莫烟趴在床的边沿,溜光水滑的秀发倾泻在床上,她看着哥哥俊朗的侧颜,觉得自己真是幸运,可以得到这样一个男人的爱。欧阳深见莫烟侧着头一脸花痴的看着自己,忍不住滑着椅子上前,冷不丁地给了莫烟一个吻:“在想什么呢?”
“想你。”莫烟大胆地表露自己的心迹。
“哦?”欧阳深嗓音开始沙哑,薄唇地在莫烟的脸上游移,莫烟感觉像是有小虫子在脸上爬,痒痒的,一个翻身滚回被窝里咯咯咯地笑。欧阳深给她盖好被子,调低了床头灯。

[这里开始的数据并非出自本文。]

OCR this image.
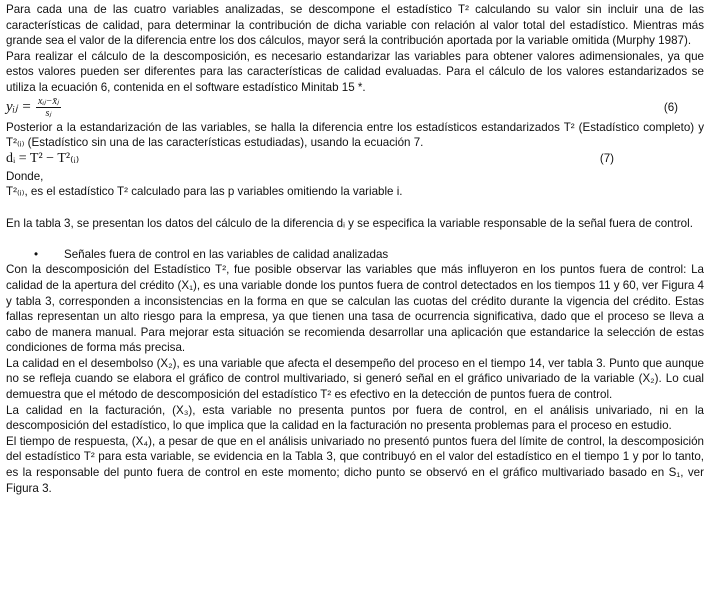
Para cada una de las cuatro variables analizadas, se descompone el estadístico T² calculando su valor sin incluir una de las características de calidad, para determinar la contribución de dicha variable con relación al valor total del estadístico. Mientras más grande sea el valor de la diferencia entre los dos cálculos, mayor será la contribución aportada por la variable omitida (Murphy 1987).

Para realizar el cálculo de la descomposición, es necesario estandarizar las variables para obtener valores adimensionales, ya que estos valores pueden ser diferentes para las características de calidad evaluadas. Para el cálculo de los valores estandarizados se utiliza la ecuación 6, contenida en el software estadístico Minitab 15 *.

yᵢⱼ = xᵢⱼ−x̄ⱼ
sⱼ	(6)

Posterior a la estandarización de las variables, se halla la diferencia entre los estadísticos estandarizados T² (Estadístico completo) y T²₍ᵢ₎ (Estadístico sin una de las características estudiadas), usando la ecuación 7.

dᵢ = T² − T²₍ᵢ₎	(7)

Donde,

T²₍ᵢ₎, es el estadístico T² calculado para las p variables omitiendo la variable i.

En la tabla 3, se presentan los datos del cálculo de la diferencia dᵢ y se especifica la variable responsable de la señal fuera de control.

• Señales fuera de control en las variables de calidad analizadas

Con la descomposición del Estadístico T², fue posible observar las variables que más influyeron en los puntos fuera de control: La calidad de la apertura del crédito (X₁), es una variable donde los puntos fuera de control detectados en los tiempos 11 y 60, ver Figura 4 y tabla 3, corresponden a inconsistencias en la forma en que se calculan las cuotas del crédito durante la vigencia del crédito. Estas fallas representan un alto riesgo para la empresa, ya que tienen una tasa de ocurrencia significativa, dado que el proceso se lleva a cabo de manera manual. Para mejorar esta situación se recomienda desarrollar una aplicación que estandarice la selección de estas condiciones de forma más precisa.

La calidad en el desembolso (X₂), es una variable que afecta el desempeño del proceso en el tiempo 14, ver tabla 3. Punto que aunque no se refleja cuando se elabora el gráfico de control multivariado, si generó señal en el gráfico univariado de la variable (X₂). Lo cual demuestra que el método de descomposición del estadístico T² es efectivo en la detección de puntos fuera de control.

La calidad en la facturación, (X₃), esta variable no presenta puntos por fuera de control, en el análisis univariado, ni en la descomposición del estadístico, lo que implica que la calidad en la facturación no presenta problemas para el proceso en estudio.

El tiempo de respuesta, (X₄), a pesar de que en el análisis univariado no presentó puntos fuera del límite de control, la descomposición del estadístico T² para esta variable, se evidencia en la Tabla 3, que contribuyó en el valor del estadístico en el tiempo 1 y por lo tanto, es la responsable del punto fuera de control en este momento; dicho punto se observó en el gráfico multivariado basado en S₁, ver Figura 3.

“早点睡,疼的话跟我说,我一直在。”莫烟知道每次自己来亲戚,欧阳深都会连着几个晚上在她房间待到两点才会走,怕的就是她因为亲戚来了睡不好。和往常一样,欧阳深跟她晚安吻以后便开始在旁边忙自己的事,时不时地过去帮她拉一下被子,莫烟则带着这种幸福感和安全感安心地入眠。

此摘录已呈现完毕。